Back to Articles
2026 / 02
| 5 min read

Deep Dive: Audio Sonification for Code Visualization

Turning code evolution into sound—Web Audio API oscillators, harmonic frequency mapping, and the pursuit of a THX-like evolving chord.

code-evolution-analyzer web-audio visualization javascript

Deep Dive: Audio Sonification for Code Visualization

Each programming language becomes a voice in an evolving chord


The Code Evolution Analyzer already had a compelling visual: animated charts showing language composition changing over time. But I wanted to add another dimension. What if you could hear the code evolving?

The idea: each programming language gets an oscillator. The more code in that language, the louder its voice. As the visualization plays through commits, you hear the codebase’s composition as a shifting chord. JavaScript growing? Its voice rises. Python shrinking? It fades.

This is called sonification—representing data through sound. It’s completely unnecessary for a code analyzer. I did it anyway.

The Basic Setup

Web Audio API provides the building blocks: oscillators, gain nodes, and filters. The initial implementation was straightforward:

// Initial audio setup
const FUNDAMENTAL_FREQ = 110;  // A2 - bass foundation
const MAX_VOICES = 16;         // One per language (matches color palette)

let audioCtx = null;
let voices = [];

function initAudio() {
  audioCtx = new (window.AudioContext || window.webkitAudioContext)();
  
  // Master gain for overall volume control
  const masterGain = audioCtx.createGain();
  masterGain.connect(audioCtx.destination);
  
  // Shared lowpass filter for warmth
  const filter = audioCtx.createBiquadFilter();
  filter.type = 'lowpass';
  filter.frequency.value = 2500;  // Cap the brightness
  filter.connect(masterGain);
  
  // Create oscillator pool
  for (let i = 0; i < MAX_VOICES; i++) {
    const osc = audioCtx.createOscillator();
    const gain = audioCtx.createGain();
    
    osc.type = 'sawtooth';
    osc.frequency.value = FUNDAMENTAL_FREQ * (i + 1);  // Harmonic series
    gain.gain.value = 0;  // Start silent
    
    osc.connect(gain);
    gain.connect(filter);
    osc.start();
    
    voices.push({ osc, gain });
  }
}

Sawtooth waves have rich harmonics, giving the sound presence.

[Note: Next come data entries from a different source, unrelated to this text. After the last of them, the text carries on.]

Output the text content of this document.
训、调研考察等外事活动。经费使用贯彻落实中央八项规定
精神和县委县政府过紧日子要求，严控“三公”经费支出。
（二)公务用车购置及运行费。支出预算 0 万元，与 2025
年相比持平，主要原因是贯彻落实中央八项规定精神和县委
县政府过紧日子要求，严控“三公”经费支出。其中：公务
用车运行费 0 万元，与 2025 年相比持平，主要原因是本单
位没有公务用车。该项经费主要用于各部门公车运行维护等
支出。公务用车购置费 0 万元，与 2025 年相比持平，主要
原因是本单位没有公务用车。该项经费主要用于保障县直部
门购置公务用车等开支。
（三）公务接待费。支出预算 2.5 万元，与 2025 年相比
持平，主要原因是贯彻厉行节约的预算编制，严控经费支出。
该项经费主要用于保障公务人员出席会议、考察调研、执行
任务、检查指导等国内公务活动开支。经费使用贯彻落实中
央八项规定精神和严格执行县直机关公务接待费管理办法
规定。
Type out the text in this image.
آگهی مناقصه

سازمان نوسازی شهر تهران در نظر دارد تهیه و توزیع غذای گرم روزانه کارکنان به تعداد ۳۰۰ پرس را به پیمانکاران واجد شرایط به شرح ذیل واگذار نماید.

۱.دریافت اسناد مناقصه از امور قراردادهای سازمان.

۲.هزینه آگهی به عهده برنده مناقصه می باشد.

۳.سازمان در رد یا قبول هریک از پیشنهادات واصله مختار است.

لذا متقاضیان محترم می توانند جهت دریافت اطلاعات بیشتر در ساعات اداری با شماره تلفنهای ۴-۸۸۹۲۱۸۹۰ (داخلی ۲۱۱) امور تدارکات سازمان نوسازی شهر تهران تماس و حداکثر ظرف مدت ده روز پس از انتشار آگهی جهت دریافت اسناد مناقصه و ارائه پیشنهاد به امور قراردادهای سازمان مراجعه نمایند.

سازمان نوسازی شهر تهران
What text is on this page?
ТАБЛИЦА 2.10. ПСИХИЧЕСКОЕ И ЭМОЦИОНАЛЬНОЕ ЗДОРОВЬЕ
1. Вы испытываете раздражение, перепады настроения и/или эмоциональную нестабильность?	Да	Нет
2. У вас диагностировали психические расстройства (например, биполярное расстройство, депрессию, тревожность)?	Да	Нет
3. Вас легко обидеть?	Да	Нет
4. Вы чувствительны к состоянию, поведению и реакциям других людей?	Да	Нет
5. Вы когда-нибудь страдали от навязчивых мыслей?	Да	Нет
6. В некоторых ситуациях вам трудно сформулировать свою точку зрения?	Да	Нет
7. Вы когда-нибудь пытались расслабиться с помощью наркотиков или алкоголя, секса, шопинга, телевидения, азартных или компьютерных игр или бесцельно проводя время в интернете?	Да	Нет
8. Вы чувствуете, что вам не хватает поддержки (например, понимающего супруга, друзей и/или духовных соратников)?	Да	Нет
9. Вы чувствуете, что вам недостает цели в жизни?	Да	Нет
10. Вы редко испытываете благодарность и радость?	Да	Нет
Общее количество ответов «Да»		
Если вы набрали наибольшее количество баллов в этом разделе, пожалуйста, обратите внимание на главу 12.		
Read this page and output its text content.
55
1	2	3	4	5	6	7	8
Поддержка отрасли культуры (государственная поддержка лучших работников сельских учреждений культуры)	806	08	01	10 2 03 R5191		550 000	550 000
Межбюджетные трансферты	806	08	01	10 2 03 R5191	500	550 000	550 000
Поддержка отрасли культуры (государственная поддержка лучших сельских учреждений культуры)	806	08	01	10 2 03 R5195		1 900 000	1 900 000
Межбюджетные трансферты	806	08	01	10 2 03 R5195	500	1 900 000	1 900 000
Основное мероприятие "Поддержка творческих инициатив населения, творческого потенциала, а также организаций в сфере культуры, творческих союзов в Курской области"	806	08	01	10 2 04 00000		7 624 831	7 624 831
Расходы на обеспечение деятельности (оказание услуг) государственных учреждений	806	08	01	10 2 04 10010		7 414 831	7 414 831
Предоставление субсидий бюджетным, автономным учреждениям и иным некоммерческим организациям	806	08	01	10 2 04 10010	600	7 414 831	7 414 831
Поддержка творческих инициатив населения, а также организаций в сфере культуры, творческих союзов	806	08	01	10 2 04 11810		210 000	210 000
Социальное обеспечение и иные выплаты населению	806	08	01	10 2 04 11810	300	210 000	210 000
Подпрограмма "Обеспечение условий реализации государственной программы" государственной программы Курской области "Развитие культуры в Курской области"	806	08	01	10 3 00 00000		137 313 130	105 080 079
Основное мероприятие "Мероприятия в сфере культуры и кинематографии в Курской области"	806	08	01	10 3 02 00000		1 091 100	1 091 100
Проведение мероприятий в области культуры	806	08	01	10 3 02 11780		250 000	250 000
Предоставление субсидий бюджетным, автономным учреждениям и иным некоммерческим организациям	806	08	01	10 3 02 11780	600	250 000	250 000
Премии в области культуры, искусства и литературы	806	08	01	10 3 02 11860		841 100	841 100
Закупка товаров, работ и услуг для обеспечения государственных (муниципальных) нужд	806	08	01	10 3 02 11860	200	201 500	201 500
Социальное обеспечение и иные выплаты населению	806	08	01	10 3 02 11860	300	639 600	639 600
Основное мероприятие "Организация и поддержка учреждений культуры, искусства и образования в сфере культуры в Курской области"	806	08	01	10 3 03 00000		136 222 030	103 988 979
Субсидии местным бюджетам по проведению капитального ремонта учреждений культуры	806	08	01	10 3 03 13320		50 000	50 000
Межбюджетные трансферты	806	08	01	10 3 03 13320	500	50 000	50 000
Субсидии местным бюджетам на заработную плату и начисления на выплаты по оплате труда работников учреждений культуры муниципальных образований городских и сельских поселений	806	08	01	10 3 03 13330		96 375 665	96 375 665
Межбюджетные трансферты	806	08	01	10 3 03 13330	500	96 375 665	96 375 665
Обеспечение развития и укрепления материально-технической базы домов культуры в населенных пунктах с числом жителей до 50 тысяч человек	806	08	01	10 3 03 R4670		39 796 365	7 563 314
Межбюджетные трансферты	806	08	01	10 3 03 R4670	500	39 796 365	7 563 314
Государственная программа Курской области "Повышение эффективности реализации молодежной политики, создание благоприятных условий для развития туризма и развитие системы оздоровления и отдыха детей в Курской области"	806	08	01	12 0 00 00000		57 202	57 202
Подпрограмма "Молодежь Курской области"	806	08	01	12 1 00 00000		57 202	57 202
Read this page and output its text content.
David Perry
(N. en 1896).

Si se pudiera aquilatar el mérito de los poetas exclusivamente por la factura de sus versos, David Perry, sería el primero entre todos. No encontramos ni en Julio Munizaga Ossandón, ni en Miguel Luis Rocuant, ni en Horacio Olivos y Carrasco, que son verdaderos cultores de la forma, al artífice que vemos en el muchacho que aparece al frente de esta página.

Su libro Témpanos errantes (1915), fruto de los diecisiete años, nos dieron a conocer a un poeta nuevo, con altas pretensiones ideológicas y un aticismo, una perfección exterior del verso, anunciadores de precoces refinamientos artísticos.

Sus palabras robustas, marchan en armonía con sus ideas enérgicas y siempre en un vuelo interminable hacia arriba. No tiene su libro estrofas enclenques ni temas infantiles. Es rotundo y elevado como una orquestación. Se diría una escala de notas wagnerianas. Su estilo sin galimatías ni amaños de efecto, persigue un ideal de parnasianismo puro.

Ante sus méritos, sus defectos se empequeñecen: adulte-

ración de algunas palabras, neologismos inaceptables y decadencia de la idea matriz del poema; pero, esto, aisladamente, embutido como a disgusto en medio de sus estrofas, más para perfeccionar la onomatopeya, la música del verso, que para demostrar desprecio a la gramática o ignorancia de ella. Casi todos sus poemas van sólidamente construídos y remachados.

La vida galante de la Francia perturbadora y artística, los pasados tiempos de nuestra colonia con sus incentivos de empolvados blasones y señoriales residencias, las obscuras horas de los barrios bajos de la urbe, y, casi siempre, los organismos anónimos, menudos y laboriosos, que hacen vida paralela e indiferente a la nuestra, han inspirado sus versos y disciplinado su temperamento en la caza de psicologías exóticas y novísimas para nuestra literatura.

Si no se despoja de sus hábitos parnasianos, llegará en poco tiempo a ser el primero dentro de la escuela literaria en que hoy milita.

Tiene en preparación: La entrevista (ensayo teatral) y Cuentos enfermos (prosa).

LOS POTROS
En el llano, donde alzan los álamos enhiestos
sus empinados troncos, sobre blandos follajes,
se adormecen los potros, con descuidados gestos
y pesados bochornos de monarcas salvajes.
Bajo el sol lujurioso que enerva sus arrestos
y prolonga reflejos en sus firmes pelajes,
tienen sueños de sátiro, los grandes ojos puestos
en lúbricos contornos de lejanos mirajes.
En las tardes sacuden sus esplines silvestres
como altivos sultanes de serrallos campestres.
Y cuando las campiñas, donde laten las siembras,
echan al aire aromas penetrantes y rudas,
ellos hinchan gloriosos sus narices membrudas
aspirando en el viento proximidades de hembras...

The lowpass filter at 2500Hz prevents harshness while keeping the character. Each language maps to a harmonic of the fundamental frequency—classic organ registration stuff.

The Mud Problem

This worked, but it sounded… bad. Really bad.

The issue: in most codebases, one or two languages dominate. Express.js repositories are 70-90% JavaScript. When JavaScript’s oscillator is that much louder than everything else, all you hear is a big bass drone with faint harmonics.

Worse, the harmonic series (1×, 2×, 3×, etc. the fundamental) puts all the major languages close together in pitch. JavaScript at 110Hz, Python at 220Hz, TypeScript at 330Hz—they all blur into one muddy low-frequency blob.

(I spent an embarrassing amount of time wondering why my speakers sounded broken. They weren’t.)

Multi-Octave Frequency Mapping

The fix was to spread languages across multiple octaves with carefully chosen intervals:

// Frequency mapping: Wide spacing for harmonic clarity
// Primary languages get very different registers
const VOICE_FREQUENCIES = [
  130.81,  // C3  - 1st language: Deep bass foundation
  329.63,  // E4  - 2nd: Bright, major third harmony
  392.00,  // G4  - 3rd: High, perfect fifth above E4
  261.63,  // C4  - 4th: Octave above primary
  196.00,  // G3  - 5th: Perfect fifth above C3
  440.00,  // A4  - 6th: Concert pitch, very bright
  293.66,  // D4  - 7th: Middle voice
  246.94,  // B3  - 8th: Leading tone feel
  174.61,  // F3  - 9th: Subdominant
  220.00,  // A3  - 10th: Low-mid range
  349.23,  // F4  - 11th: Upper-mid
  493.88,  // B4  - 12th: Highest voice
  155.56,  // Eb3 - 13th: Minor color
  311.13,  // Eb4 - 14th: Minor color octave
  277.18,  // C#4 - 15th: Sharp edge
  415.30   // G#4 - 16th: Sharp edge high
];

The top three languages (by code volume) now span over two octaves: C3 at 131Hz, E4 at 330Hz, G4 at 392Hz. They’re musically pleasant (thirds and fifths) but clearly distinct. When JavaScript grows, you hear bass rising. When TypeScript grows, you hear brightness emerging.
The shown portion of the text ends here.